Taniec jest jedną z tych rzeczy, których nie potrafię, ale uwielbiam, a gdy wpadnie mi coś w ucho to nie mogę się powstrzymać. Moje dziwne, taneczne ruchy na pewno przeszkadzają wielu osobom, ale nie można usiedzieć w miejscu, gdy na scenie pojawia się skoczna Wiewiórka Na Drzewie.
Przyznaję się bez bicia, że nie znałam ich twórczości, gdzieś kiedyś usłyszałam kilka kawałków i to by było na tyle. Jeszcze w ubiegłym roku, kiedy nie miałam pojęcia, że będę mogła się spotkać z artystami, ktoś mi o nich przypomniał. Przez kilka dni nie potrafiłam się od nich oderwać, co było trochę uciążliwe. Przykładowa sytuacja, siedzę w szkole, nauczyciel wzywa mnie do odpowiedzi i zamiast się skupić to w głowie tylko słyszałam "Mejd in czajna".
Wiewiórka to kilku fantastycznych gości, którzy zarażają pozytywną energią, czarują uśmiechem i zrobią wszystko, żeby ten grymas na twarzy zmienił się w piękny wyszczerz, bo przecież "Wszystko będzie dobrze". Najpiękniejsze jest to, że się nie ograniczają i za to należą im się owacje na stojąco, medal, puchar, uścisk dłoni prezydenta i sama nie wiem co jeszcze. Lubisz rock, ska, disco czy reggae? To oni, niczym właśnie ta Wiewiórka Na Drzewie zwinnie manewrują między gatunkami, przeskakują z jednego stylu na drugi dzięki czemu publika ich kocha.

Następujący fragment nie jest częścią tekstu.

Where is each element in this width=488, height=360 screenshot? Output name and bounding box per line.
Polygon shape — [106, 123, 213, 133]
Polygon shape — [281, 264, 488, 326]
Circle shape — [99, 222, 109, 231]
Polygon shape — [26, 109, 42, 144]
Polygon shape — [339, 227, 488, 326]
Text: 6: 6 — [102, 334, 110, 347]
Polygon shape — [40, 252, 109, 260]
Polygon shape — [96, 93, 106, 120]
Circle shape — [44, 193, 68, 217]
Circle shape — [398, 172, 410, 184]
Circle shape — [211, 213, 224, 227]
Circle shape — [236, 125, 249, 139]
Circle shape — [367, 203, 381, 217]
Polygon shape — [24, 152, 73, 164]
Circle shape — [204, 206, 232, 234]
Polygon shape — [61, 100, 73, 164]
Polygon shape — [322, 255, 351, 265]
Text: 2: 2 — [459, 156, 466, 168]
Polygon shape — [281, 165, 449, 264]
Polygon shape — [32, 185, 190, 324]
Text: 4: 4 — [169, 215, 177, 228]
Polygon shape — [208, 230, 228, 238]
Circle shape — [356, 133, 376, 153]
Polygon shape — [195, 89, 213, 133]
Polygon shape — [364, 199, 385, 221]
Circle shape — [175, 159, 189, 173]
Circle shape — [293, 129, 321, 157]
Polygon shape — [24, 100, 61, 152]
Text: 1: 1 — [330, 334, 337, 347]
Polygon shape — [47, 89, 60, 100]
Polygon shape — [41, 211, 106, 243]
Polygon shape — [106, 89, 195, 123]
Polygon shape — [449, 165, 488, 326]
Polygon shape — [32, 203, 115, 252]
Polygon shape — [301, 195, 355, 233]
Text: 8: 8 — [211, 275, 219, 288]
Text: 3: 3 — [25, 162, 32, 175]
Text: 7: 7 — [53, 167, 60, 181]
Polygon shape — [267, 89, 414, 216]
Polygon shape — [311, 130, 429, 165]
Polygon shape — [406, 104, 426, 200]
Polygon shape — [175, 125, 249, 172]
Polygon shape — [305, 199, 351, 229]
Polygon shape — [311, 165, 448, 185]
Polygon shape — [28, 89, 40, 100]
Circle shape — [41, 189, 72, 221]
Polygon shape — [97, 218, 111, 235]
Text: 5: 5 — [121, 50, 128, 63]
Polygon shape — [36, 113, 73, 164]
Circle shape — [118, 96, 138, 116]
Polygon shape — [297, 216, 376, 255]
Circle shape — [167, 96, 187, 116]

To nie był najdłuższy wywiad w moim życiu, ale za to niezwykle przyjemny. No bo jak można nie czuć się dobrze wśród tylu przystojnych facetów? A moimi pytaniami męczyłam tym razem wokalistę Michała.
- Jaki jest główny cel Wiewiórki?
- Podbić Polskę, a potem świat swoją pozytywną muzyką i przyciągać uśmiechniętych ludzi na koncerty.
- Wiewiórstock - piękna sprawa. Skąd na to pomysł?
- Powstał tak, że kiedyś całkiem przypadkiem graliśmy tam na bębnach, ludzie zaczęli tańczyć. Co roku przywoziliśmy nowe instrumenty i tak to się rozwinęło. Okazało się, że sporo polskich zespołów z różnych części kraju chciało u nas zagrać i tak przyjeżdżają i grają.
- Jest jakiś zespół, na którym się wzorujecie?
- Nie, kompletnie. Gramy różną muzykę i każdy słucha różnej muzyki. Całą muzykę, jaką można zapamiętać gra właśnie Wiewiórka. Na następnej płycie będzie właśnie trochę hip-hopu, heavy metalu, a nawet jazzu.
- Trochę nie załapałam tego tekstu "Prącie Pana". Są tam takie tekstowe sprzeczności, z jednej strony trochę bezeceństw, a z drugiej poważne tematy. Co możesz powiedzieć o tym utworze?
- Ogólnie ciężko jest tłumaczyć teksty, działa to tak, że kawałek jest po prostu o wojnie, że ona nie ma sensu, trochę jak tekst w tej piosence.
- A taki Wasz największy przebój? Truskawka?
- Ciężko powiedzieć, ale pewnie "Prącie Pana" jest takim utworem, którego ludzie domagają się na koncertach. Więc na chwilę obecną jest ten kawałek, ale jest masa ludzi, którzy kojarzą nas tylko z tej piosenki.
- Czy do tej wybuchowej mieszanki muzycznej chcielibyście jeszcze coś dołączyć?
- No na pewno, na ostatniej płycie mamy nawet disco, więc kto wie, w którą stronę pójdziemy.
- Wymarzony zespół czy osoba, z którą chcielibyście zagrać to...?
- Każdy z nas ma swojego muzycznego idola, z którym chciałby zagrać, ale może nie osoba, a miejsce. Na pewno chcielibyśmy zagrać na dużej scenie Przystanku Woodstock.
- Co szykujecie dla fanów w tym nowym roku?
- W najbliższym czasie będziemy wchodzić do studia i nagrywać nową płytę.
Całemu zespołowi serdecznie dziękuję za rewelacyjny koncert i poświęcony mi czas.